Aussi, le professionnel s’adapte aux familles et utilise les trois modèles pour répondre au mieux aux besoins individuels de chaque famille. D’ailleurs, son intervention est vouée à évoluer afin que les parents tendent progressivement à une autonomie. En se référant aux recherches de Thibault, Jacques et Thibault (2003), Kalubi et al. (2009) soulignent qu’« il serait essentiel d’apporter un support constant aux parents pour obtenir leur pleine collaboration » (p. 51). Néanmoins, ces auteurs ont précisé que les mesures de soutien doivent être retirées progressivement, afin que les parents puissent se sentir de plus en plus compétents et que le développement de l’autonomie familiale soit favorisé. Ces chercheurs relèvent une évolution en trois temps au cours de la relation de collaboration. Tout d’abord, l’enseignant démontre ses propres compétences. Puis, il valorise les compétences et les savoirs des parents en les impliquant dans les décisions.

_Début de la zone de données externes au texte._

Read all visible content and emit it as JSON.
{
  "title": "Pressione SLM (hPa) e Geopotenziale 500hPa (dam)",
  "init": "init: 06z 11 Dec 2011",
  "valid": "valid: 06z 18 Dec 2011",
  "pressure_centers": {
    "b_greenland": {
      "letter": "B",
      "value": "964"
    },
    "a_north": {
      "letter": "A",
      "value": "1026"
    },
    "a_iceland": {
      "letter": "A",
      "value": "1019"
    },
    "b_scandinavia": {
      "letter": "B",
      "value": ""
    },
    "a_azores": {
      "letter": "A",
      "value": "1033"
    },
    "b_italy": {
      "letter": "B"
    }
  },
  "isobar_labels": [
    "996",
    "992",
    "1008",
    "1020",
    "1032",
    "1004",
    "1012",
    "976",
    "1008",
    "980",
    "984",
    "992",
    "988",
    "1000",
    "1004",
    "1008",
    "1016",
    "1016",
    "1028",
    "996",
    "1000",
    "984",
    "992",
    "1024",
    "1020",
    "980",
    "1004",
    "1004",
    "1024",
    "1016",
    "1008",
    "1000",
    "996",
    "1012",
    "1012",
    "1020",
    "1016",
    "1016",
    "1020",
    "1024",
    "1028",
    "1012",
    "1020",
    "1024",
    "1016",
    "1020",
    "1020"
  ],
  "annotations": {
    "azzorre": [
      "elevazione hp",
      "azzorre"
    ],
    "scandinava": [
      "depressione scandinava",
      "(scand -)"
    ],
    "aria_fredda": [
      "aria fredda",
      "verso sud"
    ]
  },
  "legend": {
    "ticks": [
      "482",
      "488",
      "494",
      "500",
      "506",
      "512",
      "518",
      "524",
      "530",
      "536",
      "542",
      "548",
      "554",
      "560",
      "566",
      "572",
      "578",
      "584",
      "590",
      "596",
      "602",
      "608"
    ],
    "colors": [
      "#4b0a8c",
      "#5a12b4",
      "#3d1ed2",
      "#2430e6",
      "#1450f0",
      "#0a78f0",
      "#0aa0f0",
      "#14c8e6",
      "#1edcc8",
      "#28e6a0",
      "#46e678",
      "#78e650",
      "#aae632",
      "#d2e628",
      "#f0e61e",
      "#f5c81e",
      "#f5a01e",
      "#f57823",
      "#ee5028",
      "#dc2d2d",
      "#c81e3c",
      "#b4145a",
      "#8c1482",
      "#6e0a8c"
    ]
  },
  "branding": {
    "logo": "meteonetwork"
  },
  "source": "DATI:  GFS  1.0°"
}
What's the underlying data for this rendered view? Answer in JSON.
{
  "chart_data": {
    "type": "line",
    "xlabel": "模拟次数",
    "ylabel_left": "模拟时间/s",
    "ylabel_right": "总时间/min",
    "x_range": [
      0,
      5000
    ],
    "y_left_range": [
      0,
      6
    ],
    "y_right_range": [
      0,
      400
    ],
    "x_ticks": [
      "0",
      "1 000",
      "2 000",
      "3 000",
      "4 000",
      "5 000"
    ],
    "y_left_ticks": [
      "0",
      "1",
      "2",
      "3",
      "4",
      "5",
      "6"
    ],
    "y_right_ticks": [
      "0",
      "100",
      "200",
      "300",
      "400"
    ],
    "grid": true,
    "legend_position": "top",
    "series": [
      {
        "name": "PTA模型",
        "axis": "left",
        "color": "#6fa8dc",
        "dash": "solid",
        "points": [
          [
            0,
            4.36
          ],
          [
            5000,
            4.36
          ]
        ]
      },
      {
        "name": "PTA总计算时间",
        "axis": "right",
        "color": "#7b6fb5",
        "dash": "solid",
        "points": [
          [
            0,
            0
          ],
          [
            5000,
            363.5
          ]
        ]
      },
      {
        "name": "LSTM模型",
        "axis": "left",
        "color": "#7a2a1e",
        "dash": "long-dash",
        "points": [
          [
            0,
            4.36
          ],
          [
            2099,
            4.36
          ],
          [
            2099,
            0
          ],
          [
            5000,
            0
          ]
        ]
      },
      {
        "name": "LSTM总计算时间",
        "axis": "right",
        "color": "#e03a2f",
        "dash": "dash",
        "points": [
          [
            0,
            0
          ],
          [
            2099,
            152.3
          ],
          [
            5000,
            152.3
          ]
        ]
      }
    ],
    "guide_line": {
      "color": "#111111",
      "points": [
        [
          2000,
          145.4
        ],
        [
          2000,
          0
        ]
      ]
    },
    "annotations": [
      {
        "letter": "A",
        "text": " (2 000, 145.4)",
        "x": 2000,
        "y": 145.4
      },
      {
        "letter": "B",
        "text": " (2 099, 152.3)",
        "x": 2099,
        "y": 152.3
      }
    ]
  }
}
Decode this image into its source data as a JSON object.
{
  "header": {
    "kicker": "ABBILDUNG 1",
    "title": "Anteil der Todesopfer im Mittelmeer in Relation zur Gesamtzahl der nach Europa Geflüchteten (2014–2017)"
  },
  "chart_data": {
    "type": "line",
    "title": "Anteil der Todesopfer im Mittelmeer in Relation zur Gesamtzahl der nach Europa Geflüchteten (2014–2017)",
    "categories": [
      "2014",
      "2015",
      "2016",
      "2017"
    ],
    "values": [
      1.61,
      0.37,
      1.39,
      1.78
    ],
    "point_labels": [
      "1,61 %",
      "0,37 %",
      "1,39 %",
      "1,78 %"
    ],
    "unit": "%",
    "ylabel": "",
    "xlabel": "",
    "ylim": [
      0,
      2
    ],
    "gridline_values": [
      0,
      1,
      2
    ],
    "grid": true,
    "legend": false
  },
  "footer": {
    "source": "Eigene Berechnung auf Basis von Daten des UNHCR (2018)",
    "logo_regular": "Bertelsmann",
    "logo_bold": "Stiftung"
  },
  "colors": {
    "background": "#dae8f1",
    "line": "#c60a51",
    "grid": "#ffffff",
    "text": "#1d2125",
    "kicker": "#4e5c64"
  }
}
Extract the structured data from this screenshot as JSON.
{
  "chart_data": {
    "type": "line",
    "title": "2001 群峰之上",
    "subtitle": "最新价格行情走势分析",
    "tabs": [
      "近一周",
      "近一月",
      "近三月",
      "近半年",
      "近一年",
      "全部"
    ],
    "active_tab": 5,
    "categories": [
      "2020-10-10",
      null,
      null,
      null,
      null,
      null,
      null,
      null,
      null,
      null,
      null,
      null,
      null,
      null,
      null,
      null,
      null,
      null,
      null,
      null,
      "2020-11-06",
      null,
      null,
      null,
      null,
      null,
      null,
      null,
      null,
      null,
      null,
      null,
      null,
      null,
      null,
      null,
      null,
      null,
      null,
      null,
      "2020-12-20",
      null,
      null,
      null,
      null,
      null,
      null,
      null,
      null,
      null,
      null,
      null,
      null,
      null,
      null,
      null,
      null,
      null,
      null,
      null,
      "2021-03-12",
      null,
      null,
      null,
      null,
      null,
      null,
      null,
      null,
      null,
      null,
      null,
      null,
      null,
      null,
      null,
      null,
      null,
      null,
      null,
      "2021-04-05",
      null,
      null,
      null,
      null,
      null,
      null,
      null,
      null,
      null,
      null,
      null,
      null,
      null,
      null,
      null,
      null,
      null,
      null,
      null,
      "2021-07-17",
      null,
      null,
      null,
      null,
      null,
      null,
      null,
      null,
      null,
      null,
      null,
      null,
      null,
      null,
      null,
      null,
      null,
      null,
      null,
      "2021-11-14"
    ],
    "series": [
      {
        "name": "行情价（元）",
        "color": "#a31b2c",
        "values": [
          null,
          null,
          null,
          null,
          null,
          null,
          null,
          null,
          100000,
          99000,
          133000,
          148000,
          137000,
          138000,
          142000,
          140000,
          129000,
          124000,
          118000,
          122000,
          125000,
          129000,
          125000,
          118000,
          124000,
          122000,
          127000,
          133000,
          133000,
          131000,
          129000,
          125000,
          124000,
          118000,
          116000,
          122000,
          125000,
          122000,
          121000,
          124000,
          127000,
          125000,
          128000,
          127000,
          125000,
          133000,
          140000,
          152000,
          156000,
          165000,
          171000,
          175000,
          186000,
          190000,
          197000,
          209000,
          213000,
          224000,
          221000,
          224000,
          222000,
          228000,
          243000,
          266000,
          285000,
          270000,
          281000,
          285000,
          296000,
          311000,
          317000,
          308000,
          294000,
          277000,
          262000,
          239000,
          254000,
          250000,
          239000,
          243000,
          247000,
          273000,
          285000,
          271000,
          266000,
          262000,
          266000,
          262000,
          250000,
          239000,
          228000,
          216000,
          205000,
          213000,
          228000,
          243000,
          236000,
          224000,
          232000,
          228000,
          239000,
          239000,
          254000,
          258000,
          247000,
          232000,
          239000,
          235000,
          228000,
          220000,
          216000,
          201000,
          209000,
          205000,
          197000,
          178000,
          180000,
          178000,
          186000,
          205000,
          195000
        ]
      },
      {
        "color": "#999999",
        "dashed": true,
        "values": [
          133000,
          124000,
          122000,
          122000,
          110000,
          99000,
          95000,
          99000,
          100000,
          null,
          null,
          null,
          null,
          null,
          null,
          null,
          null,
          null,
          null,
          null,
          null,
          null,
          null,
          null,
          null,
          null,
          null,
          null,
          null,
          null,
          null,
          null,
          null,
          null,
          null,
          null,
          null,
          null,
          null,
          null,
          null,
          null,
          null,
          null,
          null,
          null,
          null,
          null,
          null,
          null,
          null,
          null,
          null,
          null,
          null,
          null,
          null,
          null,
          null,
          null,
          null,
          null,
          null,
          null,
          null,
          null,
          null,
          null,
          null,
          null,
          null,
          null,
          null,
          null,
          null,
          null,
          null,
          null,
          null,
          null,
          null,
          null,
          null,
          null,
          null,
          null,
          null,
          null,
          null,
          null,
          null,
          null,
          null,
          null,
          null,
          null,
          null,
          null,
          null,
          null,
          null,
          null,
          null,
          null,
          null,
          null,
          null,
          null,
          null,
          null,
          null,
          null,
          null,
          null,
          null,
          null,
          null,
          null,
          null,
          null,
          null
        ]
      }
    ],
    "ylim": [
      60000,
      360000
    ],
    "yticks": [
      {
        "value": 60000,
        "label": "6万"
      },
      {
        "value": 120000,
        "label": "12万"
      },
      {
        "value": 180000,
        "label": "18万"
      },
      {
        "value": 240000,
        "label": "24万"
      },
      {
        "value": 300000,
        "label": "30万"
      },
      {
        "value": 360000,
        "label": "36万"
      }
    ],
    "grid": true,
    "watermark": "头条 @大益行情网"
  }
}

Enfin, il les laisse prendre des décisions et être autonomes, tout en répondant à leurs questions. Ces trois modèles dépendent des attentes du moment des parents. Ainsi, est-il possible d’établir un lien entre les différentes manières de s’impliquer des parents et les différentes manières d’orienter en tant qu’enseignant ?

Afin d’inciter les parents à s’impliquer, le professionnel doit les mettre à l’aise en créant un climat de confiance, tout en gardant une certaine distance. Voici deux éléments contribuant à une communication réussie. Trouver un bon équilibre tient plus à l’art qu’à la science, comme le dit Perrenoud (2006) : « la compétence est alors, du côté de l’enseignant, de tout faire pour ne pas mettre les parents en position de faiblesse, appliquant cette vieille maxime “Traitons-les en égaux afin qu’ils le deviennent” » (p. 113).

Selon Chatelanat (2003), un troisième acteur entre en compte dans cette collaboration enseignants-familles : la société. En effet, il est important que le droit de participation des parents soit déterminé par la législation des systèmes éducatifs, une sorte de « contrat [qui] pourrait aussi réglementer le partenariat parents-professionnels » (Chatelanat, 2003, p. 183).